As of this writing, Takashi Miike has 99 directing credits on IMDB. Of those 99, I challenge you to find a film stranger than Yakuza Apocalypse. Yes, he’s directed sadistically gory pictures like Ichi the Killer, goofy films like Zebraman, and prestige pics like his 3-D remake of Hara-Kiri. He definitely has a broad range, but he’s never mashed all these genres up into a single picture until now.

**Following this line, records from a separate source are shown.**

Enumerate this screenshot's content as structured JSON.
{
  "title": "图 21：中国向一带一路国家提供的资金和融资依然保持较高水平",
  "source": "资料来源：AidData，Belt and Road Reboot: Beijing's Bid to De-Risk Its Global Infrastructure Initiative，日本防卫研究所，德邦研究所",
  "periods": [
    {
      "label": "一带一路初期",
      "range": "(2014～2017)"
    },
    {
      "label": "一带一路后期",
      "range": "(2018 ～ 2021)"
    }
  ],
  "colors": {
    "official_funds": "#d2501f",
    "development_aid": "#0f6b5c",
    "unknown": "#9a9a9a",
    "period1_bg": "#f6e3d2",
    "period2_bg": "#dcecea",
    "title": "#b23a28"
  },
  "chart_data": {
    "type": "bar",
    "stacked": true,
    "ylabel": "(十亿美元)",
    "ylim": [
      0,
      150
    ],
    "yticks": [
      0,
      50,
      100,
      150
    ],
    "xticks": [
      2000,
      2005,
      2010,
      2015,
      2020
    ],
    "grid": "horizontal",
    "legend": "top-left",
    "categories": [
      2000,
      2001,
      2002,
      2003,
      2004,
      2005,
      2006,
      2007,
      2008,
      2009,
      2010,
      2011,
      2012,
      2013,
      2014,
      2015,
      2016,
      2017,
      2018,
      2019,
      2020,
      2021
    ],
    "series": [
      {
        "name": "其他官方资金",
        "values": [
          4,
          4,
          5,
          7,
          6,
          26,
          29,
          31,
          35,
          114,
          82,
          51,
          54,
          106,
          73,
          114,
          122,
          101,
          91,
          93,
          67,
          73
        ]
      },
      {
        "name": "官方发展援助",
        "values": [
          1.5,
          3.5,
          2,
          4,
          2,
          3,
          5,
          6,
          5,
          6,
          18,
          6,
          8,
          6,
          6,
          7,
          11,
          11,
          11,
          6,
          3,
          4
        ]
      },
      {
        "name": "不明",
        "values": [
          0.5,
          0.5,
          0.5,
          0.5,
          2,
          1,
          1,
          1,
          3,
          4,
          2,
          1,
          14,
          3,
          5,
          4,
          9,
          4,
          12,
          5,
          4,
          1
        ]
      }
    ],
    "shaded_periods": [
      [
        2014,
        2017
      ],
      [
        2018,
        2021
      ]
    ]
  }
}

The story starts out simply enough. A Yakuza oyabun (boss), who just happens to be a vampire, is beheaded by a nerdy guy with a backpack and his friend who looks like Vampire Hunter D. One of the boss’s underlings, Kageyama, is bitten by the head before it dies, thereby becoming a vampire and the gang’s new oyabun. That’s where things start to get really weird. I won’t give away too much, but I will tell you that the climactic battle features a supernatural creature in a theme park character costume that looks a lot like HR Pufnstuff. No, I am not making this up.
Let me start by saying that I was genuinely excited to see this film. While I haven’t enjoyed every movie that Miike has made, I do appreciate the fact that he often tries new things. If you do that enough, you’ll fail part of the time. For me, Yakuza Apocalypse is one of those failures. Not only did I dislike it; I found it boring, and that’s a word I never thought I’d use in association with Miike’s work.
The story has no drive. Kageyama is shown to be a loyal and ambitious underling who’s picked on by the other Yakuza. You might imagine a revenge scenario, and that does sort of play out briefly, but then we move on. The picture has no backbone. It’s just a random sequence of odd events punctuated by appearances of the Vampire Hunter D weirdo–a guy in an Elizabethan ruff who speaks incomprehensible English sans subtitles. We’re never allowed to get close enough to Kageyama to root for him…or against him. I just didn’t care what happened next.
My conclusion is that this is all played for comedy and I just didn’t get it. I rarely find Japanese comedies to be funny, so it would follow that the comedic elements of this one wouldn’t land with me. Perhaps this is Miike’s Evil Dead 2.
As to the design and execution of the movie, all of the elements are top-notch. Miike clearly knows how to make a movie look and sound great, even when using a crew of relative newcomers. Of particular interest to me, was the film’s portrayal of a kappa–a vampiric creature from Japanese folklore.
While I can’t recommend this feature, I do applaud Miike for trying new things. He continues to push the margins so far that he sometimes falls right off the edge of the paper. That’s what it means to be an artist. The Hollywood machine certainly needs more directors like Miike behind the camera. Instead, the big studios are trying to take away directorial clout by relying on marquee franchises in place of inspired talent. But that’s a post for another day.